View Full Version : Great for training panel
Rick Vernon
09-20-2011, 06:28 AM
Here's a panel that could be used as a training aid!
John Kogel
09-20-2011, 08:00 AM
That caution tape is too close. It should be 6 feet back from that thing, for safety. BTW, that guy fails the final exam, no doubt.
Phillip Stojanik
09-20-2011, 11:52 AM
Here's a panel that could be used as a training aid!
Wow :eek:
Amazing piece of work there!
Donald Farrell
09-20-2011, 02:29 PM
Obviously, these pictures are pre-fire.
Question, please tell me this was done by a DYI person. I'd be real disgusted if a licensed electrician did this anywhere but on his own panelboard!
Jack Feldmann
09-20-2011, 04:38 PM
Nice photos - good for a laugh.
britney harstine
09-22-2011, 08:01 AM
:eek:
Rollie Meyers
09-22-2011, 02:17 PM
That panel is not a great training aid, but it is a very good example of how not to do things A proper training aid is a panel that was done in a professional & code compliant manner. Just my humble opinion.
Jerry Peck
09-22-2011, 06:22 PM
That panel is not a great training aid, but it is a very good example of how not to do things A proper training aid is a panel that was done in a professional & code compliant manner. Just my humble opinion.
Rollie,
I think what he meant was that panel was a great training aid in class where a student is asked to point out what is wrong ... and the student points to the panel and says "Everything" ... that student gets an "A". ;)
I was thinking it would not make a good training panel because there were too many items for a student to wrap their heads around and report - they need to learn one thing at a time ... have them pick apart the 100 car pile up after they have learned enough to absorb what is being presented to them visually.
Dana Bostick
09-23-2011, 06:44 AM
Rollie,
I think what he meant was that panel was a great training aid in class where a student is asked to point out what is wrong ... and the student points to the panel and says "Everything" ... that student gets an "A". ;)
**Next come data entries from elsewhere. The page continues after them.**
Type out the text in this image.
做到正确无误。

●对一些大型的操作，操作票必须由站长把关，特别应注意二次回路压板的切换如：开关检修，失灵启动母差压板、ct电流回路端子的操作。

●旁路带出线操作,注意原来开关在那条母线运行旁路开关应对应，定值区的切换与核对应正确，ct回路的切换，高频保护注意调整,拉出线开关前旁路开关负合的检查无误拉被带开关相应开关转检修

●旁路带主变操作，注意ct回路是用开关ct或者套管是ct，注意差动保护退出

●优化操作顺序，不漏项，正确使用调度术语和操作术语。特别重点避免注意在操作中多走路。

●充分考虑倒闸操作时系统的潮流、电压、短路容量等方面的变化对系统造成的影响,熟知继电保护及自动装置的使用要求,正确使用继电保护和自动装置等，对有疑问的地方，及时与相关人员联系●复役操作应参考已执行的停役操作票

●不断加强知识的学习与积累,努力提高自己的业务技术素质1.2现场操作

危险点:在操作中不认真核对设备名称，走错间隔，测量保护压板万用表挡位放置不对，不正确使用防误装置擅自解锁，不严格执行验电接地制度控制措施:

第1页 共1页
I was thinking it would not make a good training panel because there were too many items for a student to wrap their heads around and report - they need to learn one thing at a time ... have them pick apart the 100 car pile up after they have learned enough to absorb what is being presented to them visually.
I think they are going to need the "use extra paper if needed for your answer" option for this test.:rolleyes: OMG, don't think I've ever seen a quadruple tap before!:eek:
Steve Lottatore
09-23-2011, 06:50 PM
Here's a panel that could be used as a training aid!
Now Rick never said it was going to be a training aid for 'electricians'. More appropriately a 'perfectly wired panel should be used to illustrate the 'right way'; a hell of a lot easier than showing the newbies a multitude of 'wrong ways' to make it FUBAR.
I would think he meant a 'training aid' for ER or the morgue!
Nick Ostrowski
09-23-2011, 06:59 PM
HA HA HA!!!! You gotta go out of your way to do stuff that wrong.
Jerry Peck
09-24-2011, 02:40 PM
Now Rick never said it was going to be a training aid for 'electricians'.
I thought he meant a training aid for home inspectors.
I would think he meant a 'training aid' for ER or the morgue!
Agreed! :D
Phil Brody
09-26-2011, 04:23 AM
Quad tapped I'm impressed !
Bruce Low
09-26-2011, 05:21 AM
Never seen quad tapping, eh? How 'bout this quad tapping example?
By the way, lots more wrong with this panel, AND the other 3 main panels (fed from here) and 4 subpanels in the home. My client (an electrical engineer at a power plant) and I (a mechanical engineer) were rolling on the floor laughing after I pulled the cover off.
All the best,
Bruce Low
Bottom Line Home Inspection
Serving NEW
Ken Schaumann
09-28-2011, 09:00 PM
Too much beer drinking on those cold Michigan winter days with nothing to do but play around with electricity to try and stay warm.
Phil Brody
09-29-2011, 05:11 AM
Bruce - doesn't qualify for quad tapping, NEC 2020.69 All four conductors must be resonably secured under a single screw down, the paint on insulator does give you an edge, but still significantly diverges from code.http://www.inspectionnews.net/home_inspection/images/icons/icon10.gif
Jerry Peck
09-29-2011, 06:58 PM
NEC 2020.69
???? ;)
Cary Bissell
09-30-2011, 03:23 AM
Probably an Electricians home. You know the shoemaker syndrome.
Bill Hetner
09-30-2011, 04:46 AM
for the guy who did it a capital "E" for effort!! and the short answer is where is sparkie... he has some work to do well really alot of work.... no need to go into detail there.